Restaurants Roasting People Who Gave Them Negative Yelp Reviews (25 Pics)
I drank butter last night, who am I to judge?
don't mind me. just hanging out in this cool air conditioned Babies R Us until the liquor store next door opens.
Wake your ass up this is a day of horror where we get horroibly drunk and sleep with tandom dudes who wish they were super heros ps i havr stuffed animals over my privates im a petting zoo this year
If, when you wake up, you're wondering why you're in the bathtub, it's because when I tried to move you, you yelled that that was cheating and tried to kick me in the face.
Fair enough.
I just used "et al" in a sext.
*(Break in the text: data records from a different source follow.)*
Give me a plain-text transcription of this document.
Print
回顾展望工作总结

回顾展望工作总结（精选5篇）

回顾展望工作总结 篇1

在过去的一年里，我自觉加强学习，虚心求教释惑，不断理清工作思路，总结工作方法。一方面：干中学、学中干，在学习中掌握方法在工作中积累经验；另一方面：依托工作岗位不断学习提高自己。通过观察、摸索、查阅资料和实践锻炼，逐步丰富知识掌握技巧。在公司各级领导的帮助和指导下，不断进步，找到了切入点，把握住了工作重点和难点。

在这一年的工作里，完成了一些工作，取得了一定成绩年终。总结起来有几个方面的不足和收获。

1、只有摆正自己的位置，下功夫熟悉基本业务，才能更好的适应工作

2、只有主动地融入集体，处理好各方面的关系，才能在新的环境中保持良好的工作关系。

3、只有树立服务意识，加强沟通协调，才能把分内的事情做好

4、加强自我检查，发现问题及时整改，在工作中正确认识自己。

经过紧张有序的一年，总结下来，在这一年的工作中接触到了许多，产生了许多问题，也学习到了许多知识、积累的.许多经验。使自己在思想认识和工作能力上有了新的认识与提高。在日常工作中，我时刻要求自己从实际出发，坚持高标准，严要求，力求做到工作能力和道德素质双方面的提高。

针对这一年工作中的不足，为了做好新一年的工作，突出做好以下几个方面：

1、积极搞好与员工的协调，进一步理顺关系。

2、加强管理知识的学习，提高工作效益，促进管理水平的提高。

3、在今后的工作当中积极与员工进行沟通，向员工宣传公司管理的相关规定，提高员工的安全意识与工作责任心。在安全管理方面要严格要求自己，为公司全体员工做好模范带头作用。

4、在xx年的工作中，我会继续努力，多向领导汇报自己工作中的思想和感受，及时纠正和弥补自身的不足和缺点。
I thought you'd be proud
Woman Posts Harassing DMs From Creep Online, Now He’s Upset Because People Told His Mom
Get your clothes on you are our DD for the night. The usual three way payment
I assume some self respect is too lofty of a gift idea
Lemme put it this way babe, at point you were naked in Target.
Where were you?
Laughing
You made me promise I wouldnt let you play "fuck fuck goose" with a 40 year old ever again.
Woke up next to my vibrator and a recipe for fudge brownies. If that doesn't scream I NEED TO GET LAID, then I don't know what else could.
He’s definitely circumcised. There’s not enough room in those speedos for a foreskin with that fire hose he’s packing.